Car sales booming, but at what cost❓

Here’s a bit  of news; auto sales aren’t booming because of the economy, but rather because of increased lending and subprime lending at that. Sound familiar⁉️

Sko­pos sold its first bond deal backed by pools of sub­prime loans in April. The compa­ny’s sec­ond deal was the November trans­ac­tion, which raised $154 mil­lion. The bonds are backed by more than 10,000 loans, with terms av­er­ag­ing 5.6 years and in­ter­est rates of about 20%.

Some 87% of the loans were to borrow­ers with credit scores be­low 600, on a scale of 300 to 850. A third of those had scores be­low 500 or no credit scores at all.

Source: Subprime Flashback: Early Defaults Are a Warning Sign for Auto Sales, WSJ 3-14-16

No doubt there are some people who actually need a new car, for many people a car is a necessity. For others a new car may be desirable; something other than basic transportion is a luxury. Think what these folks are actually paying for a vehicle over five plus years at 20%. A $28,000 loan will cost $46,379 with payments of $703 per month. 

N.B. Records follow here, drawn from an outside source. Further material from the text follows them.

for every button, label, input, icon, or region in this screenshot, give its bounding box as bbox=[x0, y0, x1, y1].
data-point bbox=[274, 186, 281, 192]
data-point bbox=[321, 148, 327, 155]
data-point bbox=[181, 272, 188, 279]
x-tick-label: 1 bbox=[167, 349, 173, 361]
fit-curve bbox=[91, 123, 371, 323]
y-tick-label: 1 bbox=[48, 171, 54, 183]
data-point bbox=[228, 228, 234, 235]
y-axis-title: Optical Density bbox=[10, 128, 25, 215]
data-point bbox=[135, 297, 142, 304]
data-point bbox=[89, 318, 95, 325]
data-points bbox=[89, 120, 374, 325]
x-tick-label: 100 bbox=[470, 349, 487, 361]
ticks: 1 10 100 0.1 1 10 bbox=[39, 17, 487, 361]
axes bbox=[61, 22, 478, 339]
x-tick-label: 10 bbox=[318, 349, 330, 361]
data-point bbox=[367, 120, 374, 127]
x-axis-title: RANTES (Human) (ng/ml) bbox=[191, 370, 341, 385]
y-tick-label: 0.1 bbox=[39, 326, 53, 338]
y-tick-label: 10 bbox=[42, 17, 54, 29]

By the way, the top three selling vehicles in 2015 were trucks, for non-commercial buyers probably not in the necessity class. 


2 replies »

  1. The bankers do not care about sub prime loans defaulting, at least there is a car to repo and are going to make as much as they can off stupid people. They know in the end if things go wrong they will just get the government to bail them out again.
    Or write off the losses against profits on the loans that stay current. So, the taxpayer loses out again with lost tax revenues.

    I read the article and 85% of the loans are current, so if that holds for the entire time the cars are financed it should work out ok.
    I have a friend who did a 17% auto loan and after a year of no missed payments, he was able to refinance with a local credit union at 8%.


  2. I do not blame the dealership or the bankers for this one. The lenders have priced in the risk at 20% rate. I blame the buyers who just want too much and more than they can afford. If the dealers didn’t sell them a new car that might last the length of the loan, the buyers would buy a used car at a pay here car lot at 20% or more interest if they truly needed a car.

    I bought my first car in 1982 at 18%. The monthly payment was about 20% of my monthly income at the time and I was still living at home. To put it in perspective, mortgage rates were racing up to and over 14% at the time. So my car loan was only about 4-5 points over a mortgage, not the 16 points that a 20% car loan is today. A 20% car loan just screams bad deal or bad credit. Once again this shows the need not for free college but a year of personal finance education in high school.